Impugnava la katana del fratello con presa forte, come se potesse scappare via.
 Fermo, fissavo la sua altrettanta immobilità.
 Già da diversi minuti perdurava questa situazione. Lei era lì dentro, non fisicamente, ma spiritualmente: la sua anima stava lottando, finalmente era giunto il suo momento.
 E io la osservavo, ogni minimo dettaglio, mai avrei potuto perdere la sua performance, come lei non aveva perso la mia, quella volta.
 Ritornai a quel giorno di inizio anno. Volti nuovi varcavano l'ingresso della DWMA ed io ero lì, pronto per il mio spettaccolo. Tutti avrebbero compreso e riconosciuto la mia grandezza, pari quasi a quella di un dio. Che sto dicendo?! Maggiore a quella di qualsiasi dio. Ero il più egocentrico del mondo, certo, ma anche il più forte.
 Eccoli, tutti lì radunati, era giunta l'ora del mio show. "Io sono Black*Star!", urlai cosicchè tutti mi sentissero dalla mia postazione sopra le loro teste. "Supererò dio! Ma non disperate, gente mediocre. E' che io sono troppo tosto per voi!", chiusi gli occhi solo un secondo, fiero delle mie parole, aspettando le loro urla di acclamazione, e l'ingresso si svuotò.
 Un moto di delusione mi invase, ma cosa potevo farci se loro comuni mortali non riuscivano a stare al passo con me? Possibile che fossi nato troppo presto per quell'epoca?
 Clap! Clap! Clap! Sentii il battere di due mani. Forte, deciso.
 Incontrai gli occhi di una ragazza mai vista prima d'ora, blu come il fondo dell'oceano, ma che irradiavano una grande gentilezza d'animo.
 Il rumore si fece più incerto quando mi avvicinai a lei, che balbettò qualche parola congratulandosi con me.
 Allora qualcuno che comprendeva il mio fare da dio c'era! Dopotutto, non erano così indietro come credevo.
 Tsubaki, occhi grandi, scuri, che mi fissavano un po' imbarazzati. Gote rosee, ampie, che rendevano apprezzabile il suo viso.
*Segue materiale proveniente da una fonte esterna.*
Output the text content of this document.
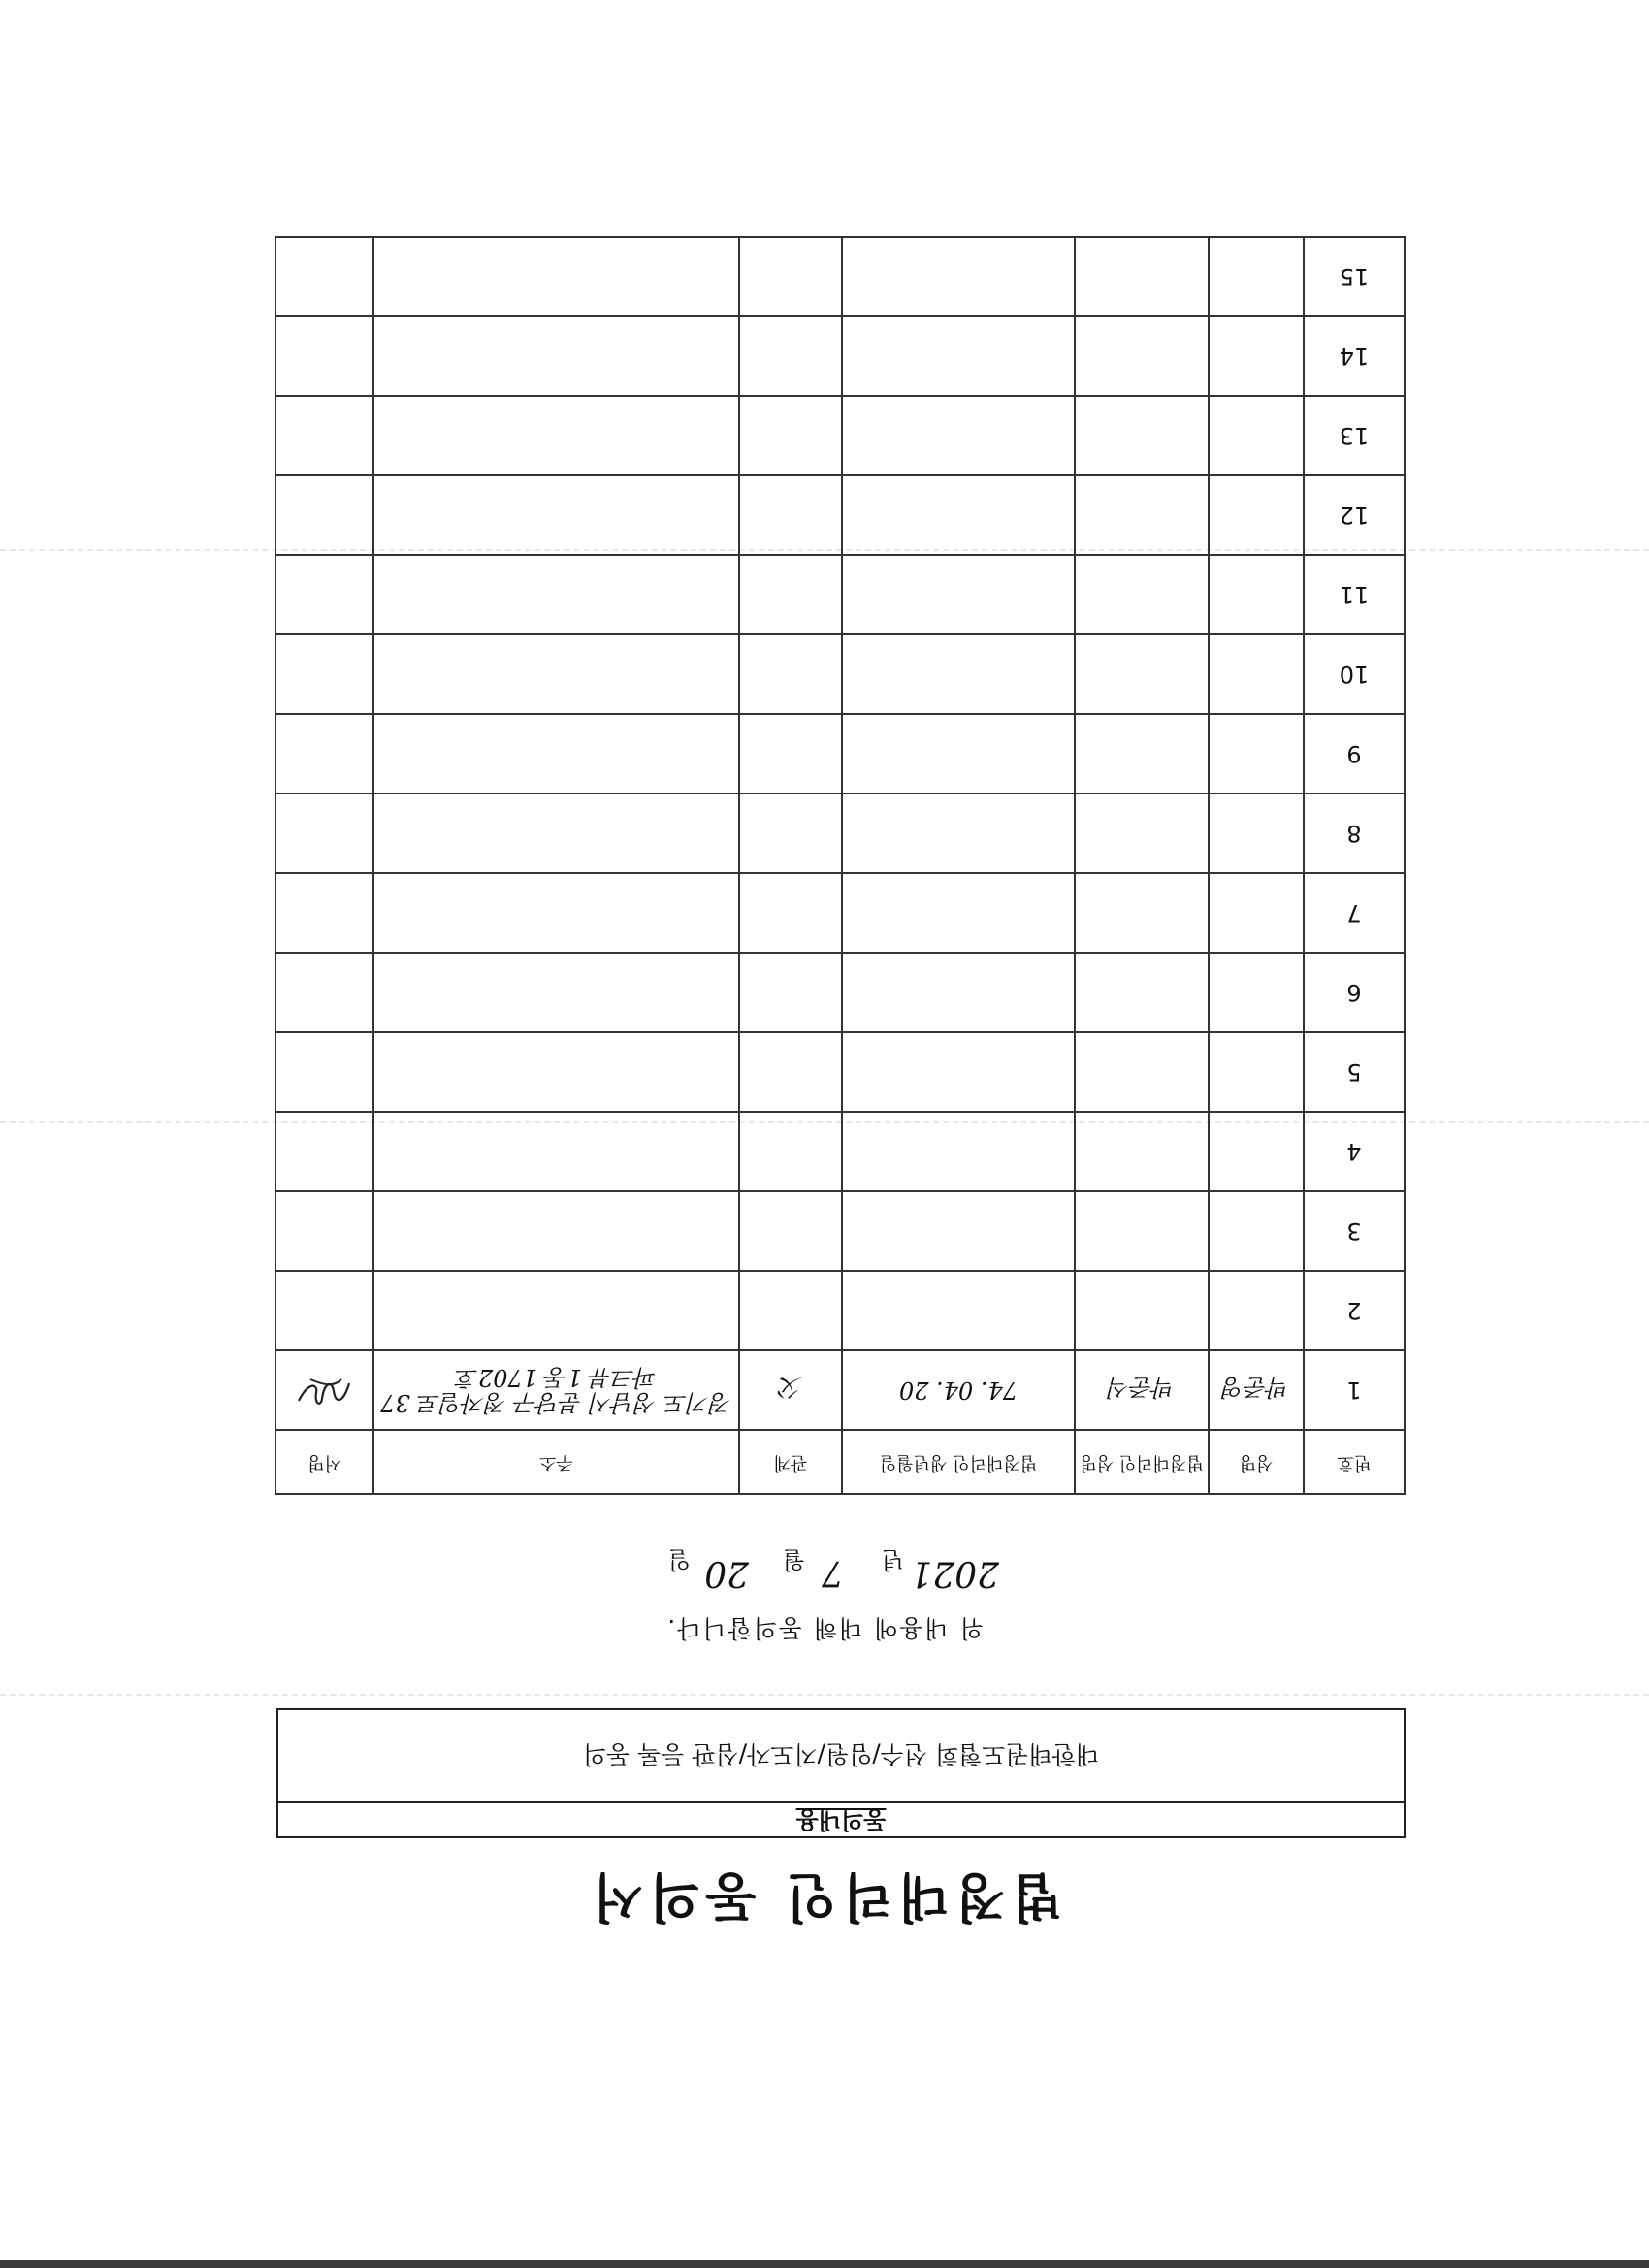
법정대리인 동의서
동의내용
대한태권도협회 선수/임원/지도자/심판 등록 동의
위 내용에 대해 동의합니다.
2021
년
7
월
20
일
번호	성명	법정대리인 성명	법정대리인 생년월일	관계	주소	서명
1	박준영	박준식	74. 04. 20	父	경기도 성남시 분당구 정자일로 37 파크뷰 1동 1702호	
2						
3						
4						
5						
6						
7						
8						
9						
10						
11						
12						
13						
14						
15						
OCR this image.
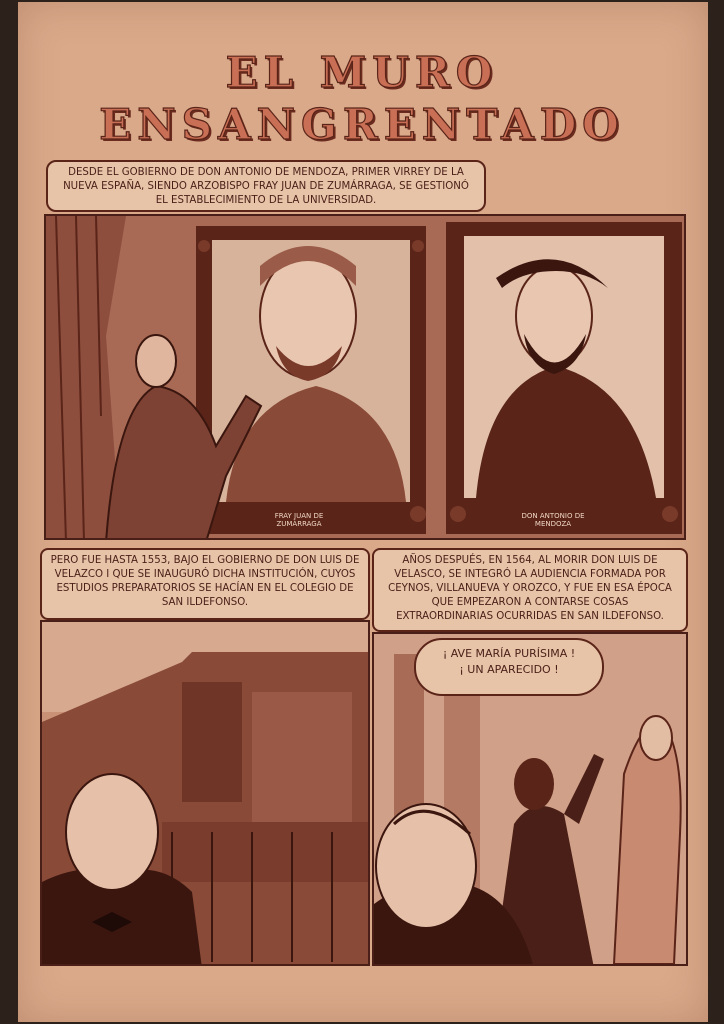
EL MURO
ENSANGRENTADO
DESDE EL GOBIERNO DE DON ANTONIO DE MENDOZA, PRIMER VIRREY DE LA NUEVA ESPAÑA, SIENDO ARZOBISPO FRAY JUAN DE ZUMÁRRAGA, SE GESTIONÓ EL ESTABLECIMIENTO DE LA UNIVERSIDAD.
FRAY JUAN DE ZUMÁRRAGA
DON ANTONIO DE MENDOZA
PERO FUE HASTA 1553, BAJO EL GOBIERNO DE DON LUIS DE VELAZCO I QUE SE INAUGURÓ DICHA INSTITUCIÓN, CUYOS ESTUDIOS PREPARATORIOS SE HACÍAN EN EL COLEGIO DE SAN ILDEFONSO.
AÑOS DESPUÉS, EN 1564, AL MORIR DON LUIS DE VELASCO, SE INTEGRÓ LA AUDIENCIA FORMADA POR CEYNOS, VILLANUEVA Y OROZCO, Y FUE EN ESA ÉPOCA QUE EMPEZARON A CONTARSE COSAS EXTRAORDINARIAS OCURRIDAS EN SAN ILDEFONSO.
¡ AVE MARÍA PURÍSIMA !
¡ UN APARECIDO !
Perfino le labbra erano perfette, o quasi. L'unico di cui si potesse parlare di perfezione ero io! L'illustre sottoscritto!
 Anche in quel momento, seduto di fronte a lei, la stavo osservando.
 Le avevo rivolto solo poche parole e non ero nemmeno certo che le avesse sentite. Ciò che speravo era soltanto che tornasse da me, che concludesse la sua performance da vittoriosa. Perchè lei era degna di vincere e avrebbe vinto, ne ero certo. Anche perchè un fallimento sarebbe significato la mor... No, non dovevo pensarci. Era impossibile che perdesse ed io, lì, ero pronto a sostenerla, a impedire che qualcuno potesse interromperla.
 Nessuno, uomo o bambino, fanciulla o donna, anche un animale che fosse, doveva osare disturbarla o la mia ira sarebbe ricaduta su di loro. L'ira di un Dio.